Among the factors affecting demand for CRE loans are higher building costs, brought on by supply chain issues, and a shortage of skilled labor. With materials and workers in short supply, some developers are putting off construction projects, experts say.
And for those loans that are being made, banks are facing increased competition from nonbanks, according to Mark Fawer, a partner in the real estate practice of Greenspoon Marder law firm. Private equity funds in particular, which have been eager to do CRE lending, have been “very aggressive” with pricing lately, Fawer said.
Private equity “can offer loans at cheaper rates” and wind up with “very high returns,” he said.
Some bankers are optimistic that demand is poised to pick up. At the $2.1 billion-asset Evans Bancorp in Williamsville, New York, the loan pipeline is heavily weighted toward CRE, said President and CEO David Nasca.
“We’re getting production and that will help offset any margin compression,” he said. But, he added, other banks “that aren’t getting a lot of production and are sitting on lots of deposits” could struggle with profitability.

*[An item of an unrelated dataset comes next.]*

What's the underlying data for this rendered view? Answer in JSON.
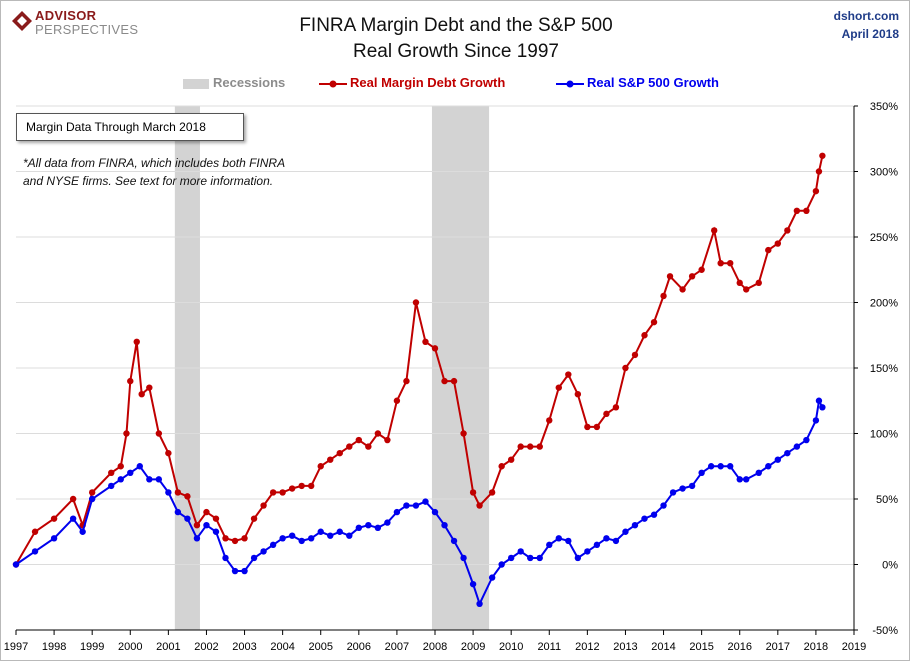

Increased volume will help ease the margin pressure, Piper Sandler analyst Frank Schiraldi agreed. But he isn’t expecting demand to meaningfully pick up until companies start spending all the cash they are sitting on.
“At the end of the day, we’re looking for origination volume to come back,” Schiraldi said. “But I think some of that hopefulness will get pushed back into early 2022.”

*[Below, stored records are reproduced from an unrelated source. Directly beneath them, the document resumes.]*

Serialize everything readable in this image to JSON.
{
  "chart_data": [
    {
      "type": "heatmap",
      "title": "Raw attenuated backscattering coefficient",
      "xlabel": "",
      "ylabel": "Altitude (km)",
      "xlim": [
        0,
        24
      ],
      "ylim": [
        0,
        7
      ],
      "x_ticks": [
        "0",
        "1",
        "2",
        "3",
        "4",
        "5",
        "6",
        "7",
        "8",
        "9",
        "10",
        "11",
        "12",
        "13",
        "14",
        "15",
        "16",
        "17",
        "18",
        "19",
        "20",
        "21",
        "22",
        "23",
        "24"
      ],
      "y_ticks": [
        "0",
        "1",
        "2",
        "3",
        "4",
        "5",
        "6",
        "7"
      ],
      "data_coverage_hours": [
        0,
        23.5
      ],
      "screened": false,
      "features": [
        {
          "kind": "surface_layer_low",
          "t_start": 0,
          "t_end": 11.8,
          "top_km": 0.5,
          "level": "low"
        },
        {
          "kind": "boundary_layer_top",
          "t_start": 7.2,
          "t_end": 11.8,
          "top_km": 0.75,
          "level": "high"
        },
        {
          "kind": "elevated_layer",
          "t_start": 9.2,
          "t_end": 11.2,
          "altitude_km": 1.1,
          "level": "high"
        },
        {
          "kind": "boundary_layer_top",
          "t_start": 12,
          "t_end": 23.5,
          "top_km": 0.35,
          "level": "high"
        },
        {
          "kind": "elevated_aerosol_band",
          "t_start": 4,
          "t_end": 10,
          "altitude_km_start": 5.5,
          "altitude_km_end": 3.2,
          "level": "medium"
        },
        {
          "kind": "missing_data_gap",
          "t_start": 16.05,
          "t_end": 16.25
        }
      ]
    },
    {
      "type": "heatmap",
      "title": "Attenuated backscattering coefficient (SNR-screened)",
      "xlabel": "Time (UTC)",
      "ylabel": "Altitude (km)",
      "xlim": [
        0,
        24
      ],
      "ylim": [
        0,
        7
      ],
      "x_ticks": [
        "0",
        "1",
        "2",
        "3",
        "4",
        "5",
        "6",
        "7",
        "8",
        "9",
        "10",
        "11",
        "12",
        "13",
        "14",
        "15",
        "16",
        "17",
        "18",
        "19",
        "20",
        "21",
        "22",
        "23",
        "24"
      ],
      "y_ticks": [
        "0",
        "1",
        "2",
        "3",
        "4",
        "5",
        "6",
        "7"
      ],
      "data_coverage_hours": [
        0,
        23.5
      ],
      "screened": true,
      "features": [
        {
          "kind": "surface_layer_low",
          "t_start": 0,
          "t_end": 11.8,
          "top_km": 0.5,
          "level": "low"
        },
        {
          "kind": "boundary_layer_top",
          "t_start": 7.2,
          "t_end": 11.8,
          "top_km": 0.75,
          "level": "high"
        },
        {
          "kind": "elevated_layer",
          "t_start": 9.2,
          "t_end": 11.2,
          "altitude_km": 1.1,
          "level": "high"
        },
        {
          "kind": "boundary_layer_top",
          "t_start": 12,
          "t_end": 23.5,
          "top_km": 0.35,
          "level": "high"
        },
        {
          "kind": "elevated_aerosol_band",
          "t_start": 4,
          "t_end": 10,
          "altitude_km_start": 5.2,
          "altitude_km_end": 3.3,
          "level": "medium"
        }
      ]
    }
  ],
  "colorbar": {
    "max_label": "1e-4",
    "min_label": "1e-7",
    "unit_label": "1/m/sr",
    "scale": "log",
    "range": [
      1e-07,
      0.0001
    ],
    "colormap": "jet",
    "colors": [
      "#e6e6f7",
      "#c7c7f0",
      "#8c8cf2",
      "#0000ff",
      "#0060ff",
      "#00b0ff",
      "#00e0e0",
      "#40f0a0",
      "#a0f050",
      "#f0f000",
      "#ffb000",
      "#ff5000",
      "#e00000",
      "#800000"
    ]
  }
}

Perhaps the best news for banks on the CRE front is that credit quality has held up better than expected, as evidenced by the fact that so many banks have been releasing loan-loss reserves they had built up early in the pandemic. .
“We feel pretty good in terms of credit losses on the CRE book,” Don McCree, the head of commercial banking at the $187 billion-asset Citizens Financial Group in Providence, Rhode Island.
“We took a couple of big write-downs in the middle of last year on a couple of mall exposures, so that’s kind of behind us and we feel like we have line of sight into any future CRE losses,” McCree said during an industry conference this month. “You could always have a surprise, but we think things are stabilizing pretty nicely.”
At PNC Financial Services Group in Pittsburgh, loan-loss reserves were released in the first quarter, but the $560 billion-asset company “actually continued to build reserves against the real estate sector,” Chairman and CEO William Demchak said at a separate industry conference also held this month.
“There continue to be clients out there that are hurting,” Demchak said. “We’re well-reserved for it, but that’s going to play out over a long period of time, I think.”
For many banks, the office sector remains a big question mark. How the pandemic will affect return-to-office plans and how much working space employers will need or not need has yet to play out.
“There’s a concern that office is being propped up a bit by the fact that office leases tend to be long-term,” Schiraldi said. “In general, it’s a property type where it may take a little bit longer to see a fair reflection of what the values are.”